Ci sono vari motivi per cui penso che l’esistenza di questa capacità del cervello-mente andrebbe spiegata ai bambini delle elementari ma quello che mi sta più a cuore è che credo che saperlo aiuti a riflettere su quanto la nostra visione del mondo vada presa con le pinze. Anche senza essere affetti da PTSD, reagiamo a cose che possono averci colpito prima che certe aree del nostro cervello fossero sufficientemente sviluppate da generare un ricordo dichiarativo. Ci sono stati momenti della nostra vita in cui, magari solo per qualche istante, siamo stati vicini alla condizione della paziente del medico francese: incapaci di raccogliere un evento in modo da poterlo poi richiamare alla mente con facilità, con una parte del cervello momentaneamente “spenta” e con un’altra “dolorosamente sveglia” e in grado di registrare lo stesso.
Saperlo, tenere presente che una parte del nostro comportamento può nascere da un condizionamento di cui non siamo consapevoli, può aiutarci ad usare diversamente l’attenzione: ad osservare le nostre reazioni (e le nostre intemperanze) sapendo che ci sono cose che non sappiamo di sapere, che ci sono aspetti della nostra personalità che andrebbero studiati e su cui conviene meditare.
Il neuroscienziato Anil Seth ha definito la nostra realtà, il modo in cui percepiamo il mondo, come un’allucinazione controllata tenuta a freno dai nostri sensi.
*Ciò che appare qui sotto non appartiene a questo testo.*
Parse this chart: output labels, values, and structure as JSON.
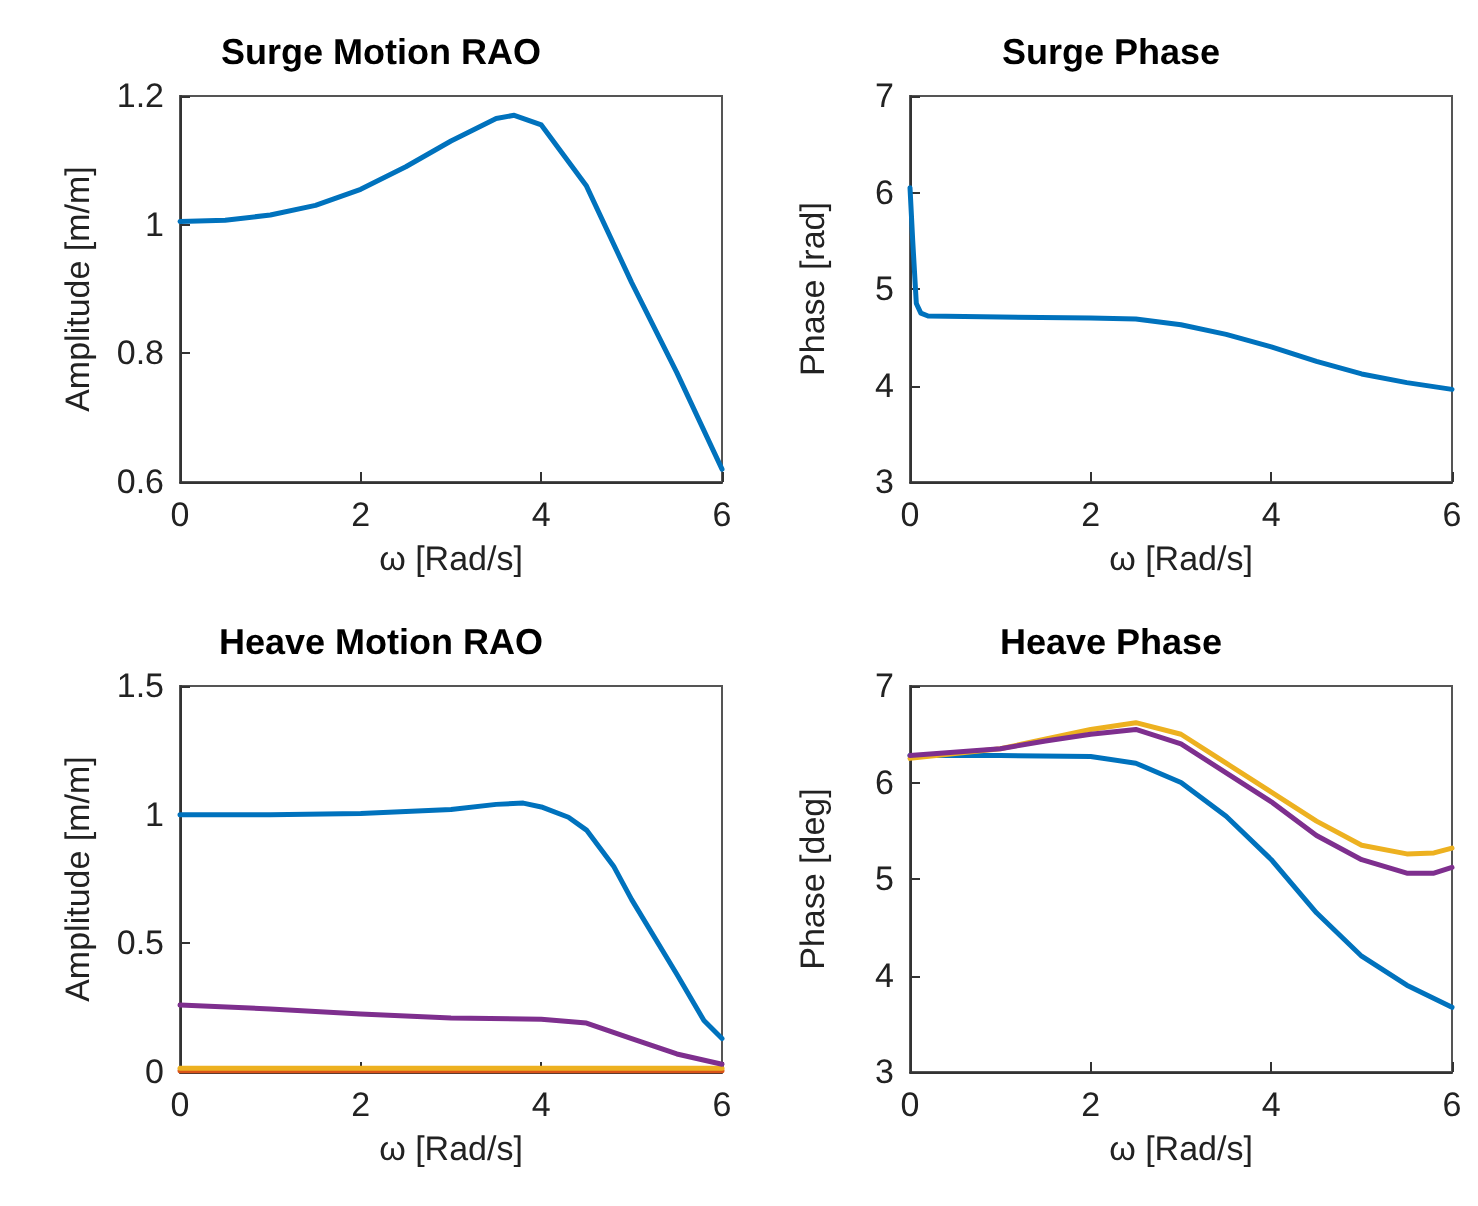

Intende dire che costruiamo continuamente la “nostra visione del mondo” e che, per fortuna, (quasi sempre) ricordiamo di ri-controllare: di porre ciò che crediamo di aver visto al vaglio dei sensi quasi chiedendoci di guardare nuovamente e di cogliere ciò che c’è più che ciò che crediamo ci sia.
Sapere che esistono memorie emotive implicite è un primo passo per riconoscere che , dal punto di vista soggettivo, la costruzione del mondo è non solo un processo continuo ma, spesso, un processo condizionato e condizionabile.
Cos’è all’opera dentro di noi quando “istintivamente” evitiamo uno stimolo? Quando consideriamo pericolose certe situazioni, ambienti, persone? Siamo sicuri della nostra memoria e delle narrazioni che portiamo avanti, del modo in cui “ce la raccontiamo”?
Lo so, fa un po’ paura essere consapevoli di quanto la mente possa essere condizionata. Ma è meglio saperlo così come è importante sapere che le memorie sono ri-condizionabili: ogni volta che ricordiamo qualcosa stiamo anche modificando un po’ il ricordo e certe paure, certe angosce e certi momenti di panico possono essere rivisti e raccontati nuovamente fino a perdere buona parte della loro automaticità.
Non sto dicendo che tutto può essere reso conscio né che sia possibile escludere ogni condizionamento ma ogni scolaretto dovrebbe sapere che la memoria è un processo dinamico e multiforme, che, come diceva Freud, “ripetiamo ciò che non comprendiamo” e che conviene interrogarsi su come si guarda e su quanto si costruisce ciò che si vede.
Vi lascio, intanto con una quartina del Rubáiyát di Omar Khayyám un poeta e matematico persiano che già nell’undicesimo secolo rifletteva su tutto questo:
“Entrare in questo universo, e non sapere perché
né da dove, come acqua che volere o no fluisce;
e uscirne, come vento nel deserto,
che volere o no soffia, non so dove.”